2. Bend forward without bending your knees, and hold the barbell with both hands.

3. Pull the barbell off the ground, put your center of gravity on your heels, and rely on your leg strength to lift the barbell.

4. Slowly lower the barbell.

Action Key Points

1. When pulling up the barbell, the hamstring muscles will contract significantly and strongly.

2. At the highest point, do not straighten your legs completely and do not let the joints lock. Keep them slightly bent to avoid putting too much pressure on the knee joints.

3. When lowering the barbell, keep your back straight and do not arch your back. Tilt your hips back slightly, keep your legs slightly bent, don't lock your joints, and try to straighten your hamstrings.

4. When the barbell is lowered to the lowest point, your hips do not need to sink and your knees should not move forward.

Curled-leg deadlift

Action process

1. Stand in the middle of the barbell with your legs in a small outward-facing position, slightly wider than your shoulders, and as close to the barbell as possible.

2. Bend your knees and hips and hold the barbell with both hands.

3. Pull the barbell off the ground until your legs are almost straight (slightly bent, don't lock them). Keep your weight on your heels and use your legs to lift the barbell.

4. Slowly lower the barbell.

Action Key Points

1. When you pull the barbell up to the highest point, do not straighten your legs completely and do not let your joints lock; you can keep them slightly bent.

2. When lowering the barbell, your back should be straight and not arched.

3. The lower you lower the barbell, the more slowly your hips should move backward to ensure that the barbell remains close to your legs throughout the entire exercise.

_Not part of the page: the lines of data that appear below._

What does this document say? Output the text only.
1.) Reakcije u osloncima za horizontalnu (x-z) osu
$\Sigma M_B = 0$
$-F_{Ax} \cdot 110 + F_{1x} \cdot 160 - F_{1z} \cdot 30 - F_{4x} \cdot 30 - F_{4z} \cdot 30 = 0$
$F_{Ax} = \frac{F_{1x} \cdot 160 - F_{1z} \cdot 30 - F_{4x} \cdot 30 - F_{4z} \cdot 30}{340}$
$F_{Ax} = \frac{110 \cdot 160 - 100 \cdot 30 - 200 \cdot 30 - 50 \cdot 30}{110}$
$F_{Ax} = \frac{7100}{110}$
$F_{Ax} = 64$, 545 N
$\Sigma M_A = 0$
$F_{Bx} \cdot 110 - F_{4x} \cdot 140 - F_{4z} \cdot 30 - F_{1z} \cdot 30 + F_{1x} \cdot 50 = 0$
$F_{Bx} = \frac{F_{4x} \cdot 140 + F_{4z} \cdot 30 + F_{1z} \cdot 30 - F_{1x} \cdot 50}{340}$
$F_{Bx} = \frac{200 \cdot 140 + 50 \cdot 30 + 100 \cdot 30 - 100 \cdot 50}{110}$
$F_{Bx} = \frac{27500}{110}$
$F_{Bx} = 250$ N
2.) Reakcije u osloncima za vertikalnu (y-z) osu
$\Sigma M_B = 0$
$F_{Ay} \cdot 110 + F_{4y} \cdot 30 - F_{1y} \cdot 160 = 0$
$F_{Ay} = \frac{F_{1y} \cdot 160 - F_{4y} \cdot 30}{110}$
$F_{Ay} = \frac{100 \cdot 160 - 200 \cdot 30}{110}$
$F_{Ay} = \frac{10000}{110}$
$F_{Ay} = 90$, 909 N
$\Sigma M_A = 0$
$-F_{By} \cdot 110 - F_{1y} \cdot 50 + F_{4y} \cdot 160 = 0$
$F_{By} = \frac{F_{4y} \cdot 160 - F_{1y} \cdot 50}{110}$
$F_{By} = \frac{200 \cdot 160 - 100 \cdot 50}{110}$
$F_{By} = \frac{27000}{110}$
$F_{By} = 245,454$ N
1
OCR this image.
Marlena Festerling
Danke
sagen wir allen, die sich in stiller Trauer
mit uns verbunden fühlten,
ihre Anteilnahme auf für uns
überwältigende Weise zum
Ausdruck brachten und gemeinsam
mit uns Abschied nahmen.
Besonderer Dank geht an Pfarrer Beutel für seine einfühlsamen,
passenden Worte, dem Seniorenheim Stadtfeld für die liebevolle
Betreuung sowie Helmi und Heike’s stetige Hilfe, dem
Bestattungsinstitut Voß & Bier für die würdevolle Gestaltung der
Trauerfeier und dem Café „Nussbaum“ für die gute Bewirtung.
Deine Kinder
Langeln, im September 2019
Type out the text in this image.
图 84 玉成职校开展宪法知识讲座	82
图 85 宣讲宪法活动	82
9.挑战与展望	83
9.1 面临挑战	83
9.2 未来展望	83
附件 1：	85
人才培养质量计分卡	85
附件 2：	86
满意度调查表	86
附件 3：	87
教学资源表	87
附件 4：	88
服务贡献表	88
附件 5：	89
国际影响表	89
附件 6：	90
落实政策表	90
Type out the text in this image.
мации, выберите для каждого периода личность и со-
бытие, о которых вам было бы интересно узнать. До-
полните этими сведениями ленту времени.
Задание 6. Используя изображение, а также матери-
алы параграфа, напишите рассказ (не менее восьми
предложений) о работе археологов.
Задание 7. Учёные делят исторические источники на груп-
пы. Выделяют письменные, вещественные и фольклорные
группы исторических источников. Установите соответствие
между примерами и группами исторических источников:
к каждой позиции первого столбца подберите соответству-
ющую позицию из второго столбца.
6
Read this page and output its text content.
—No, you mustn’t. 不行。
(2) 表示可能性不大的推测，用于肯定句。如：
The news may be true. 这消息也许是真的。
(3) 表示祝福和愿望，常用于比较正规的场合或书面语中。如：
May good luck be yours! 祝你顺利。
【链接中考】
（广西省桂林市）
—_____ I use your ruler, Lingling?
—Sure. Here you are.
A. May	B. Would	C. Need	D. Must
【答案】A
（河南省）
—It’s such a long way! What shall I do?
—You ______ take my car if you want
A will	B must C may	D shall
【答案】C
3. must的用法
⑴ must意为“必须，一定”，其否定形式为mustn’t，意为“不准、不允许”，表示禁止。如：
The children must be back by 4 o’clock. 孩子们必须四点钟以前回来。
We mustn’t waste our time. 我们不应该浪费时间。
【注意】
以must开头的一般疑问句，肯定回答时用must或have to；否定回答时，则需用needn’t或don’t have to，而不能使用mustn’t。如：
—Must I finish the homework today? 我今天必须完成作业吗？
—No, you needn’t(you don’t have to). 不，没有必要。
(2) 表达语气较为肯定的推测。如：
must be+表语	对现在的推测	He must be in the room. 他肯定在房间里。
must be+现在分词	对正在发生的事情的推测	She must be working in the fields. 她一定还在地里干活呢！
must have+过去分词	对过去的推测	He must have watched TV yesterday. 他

4. When the barbell is lowered below the knees, the hips sink slightly, the knees move slightly forward, and the calves lean forward slightly, but the knees cannot exceed the toes.

The main differences between straight-leg deadlift and bent-leg deadlift

1. Straight-leg deadlifts do not require bending of the knees, while bent-leg deadlifts do require bending of the knees.

2. Straight-leg deadlifts do not require sinking the hips, just slightly tilt back when lowering them. However, bent-leg deadlifts require the hips to move back and sink when lowering the barbell.

Straight-leg deadlift exercises

The active muscle in the straight-leg deadlift is the biceps femoris, also known as the hamstring. It is the primary muscle that produces force, and its synergist is the gluteus maximus. The stabilizer muscles are the back muscles, hip muscles, and associated standing muscles.

The straight-leg deadlift provides the greatest stretch and stimulation to the hamstrings, so the hamstrings are best trained during the deadlift. The hamstrings are the primary area of ​​the exercise, and the gluteus maximus is the secondary area.